Pasar (bahasa Lamaholot: wule(n)) tidak semata diterjemahkan sebagai media sekaligus ruang transaksi ekonomi modern menggunakan uang. Di Lembata, hampir semua pasar tradisional, termasuk di Wulandoni, selatan Lembata, pasar barter telah menjadi sarana strategis pewarisan nilai-nilai kolektif. Pasar barter menjadi media menganyam ikatan persaudaraan yang hari-hari ini seakan telah tergerus oleh hegemoni pasar modern.
Di pasar barter inilah orang berkumpul tidak saja untuk memenuhi kebutuhan ekonomi konsumtif, melainkan menghadirkan ruang-ruang diskusi dalam kearifan "tutu koda"-"tutu maring" demi lebih dekat memahami identitas dan jati diri kultural.
Dalam kerangka memandang pasar tidak sekadar sebagai transaksi uang inilah, ekonom Paul Samuelson membenarkan bahwa pasar (ekonomi) adalah pertukaran transaksi dengan atau tanpa menggunakan uang. Dengan itu, pasar lebih sebagai perjumpaan manusia kiwan-watan (gunung-pesisir). Tukar-menukar barang dengan barang dalam bahasa Lamaholot disebut duru-op, gelu gore atau gelu-geneka dan dalam bahasa Kedang disebut kelung lodong.

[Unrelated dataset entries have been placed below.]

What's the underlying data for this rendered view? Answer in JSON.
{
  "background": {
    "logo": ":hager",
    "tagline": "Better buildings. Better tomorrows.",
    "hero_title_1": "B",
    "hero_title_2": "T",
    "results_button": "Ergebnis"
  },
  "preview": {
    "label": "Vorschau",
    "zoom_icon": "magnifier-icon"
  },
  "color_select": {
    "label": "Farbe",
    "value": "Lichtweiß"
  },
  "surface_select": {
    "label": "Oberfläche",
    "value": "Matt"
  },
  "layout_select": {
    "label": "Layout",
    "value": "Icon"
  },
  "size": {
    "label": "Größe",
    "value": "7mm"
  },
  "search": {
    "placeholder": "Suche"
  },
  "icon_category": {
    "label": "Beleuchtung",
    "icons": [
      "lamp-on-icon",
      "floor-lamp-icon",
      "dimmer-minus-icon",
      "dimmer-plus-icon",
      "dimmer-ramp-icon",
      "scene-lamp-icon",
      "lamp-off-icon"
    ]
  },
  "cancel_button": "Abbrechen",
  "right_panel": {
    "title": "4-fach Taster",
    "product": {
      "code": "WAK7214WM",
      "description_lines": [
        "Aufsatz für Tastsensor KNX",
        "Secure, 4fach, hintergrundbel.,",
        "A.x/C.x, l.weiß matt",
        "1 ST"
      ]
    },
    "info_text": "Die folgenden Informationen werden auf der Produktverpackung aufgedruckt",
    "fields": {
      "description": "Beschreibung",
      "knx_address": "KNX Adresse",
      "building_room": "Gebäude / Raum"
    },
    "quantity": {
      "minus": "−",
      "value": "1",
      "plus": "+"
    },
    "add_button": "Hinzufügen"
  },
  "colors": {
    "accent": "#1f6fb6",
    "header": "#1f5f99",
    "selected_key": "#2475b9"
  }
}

Barter bisa berbentuk barang dengan barang maupun barang dengan jasa. Misalnya, ikan kering satu ekor dapat ditukar dengan jagung 5-10 tongkol atau tuak 1 botol. Tukang batu atau kayu mengerjakan 1 rumah permanen dapat dibayar dengan 2 ekor babi besar, atau 1 batang gading atau bisa juga dengan 5 buah gelang gading.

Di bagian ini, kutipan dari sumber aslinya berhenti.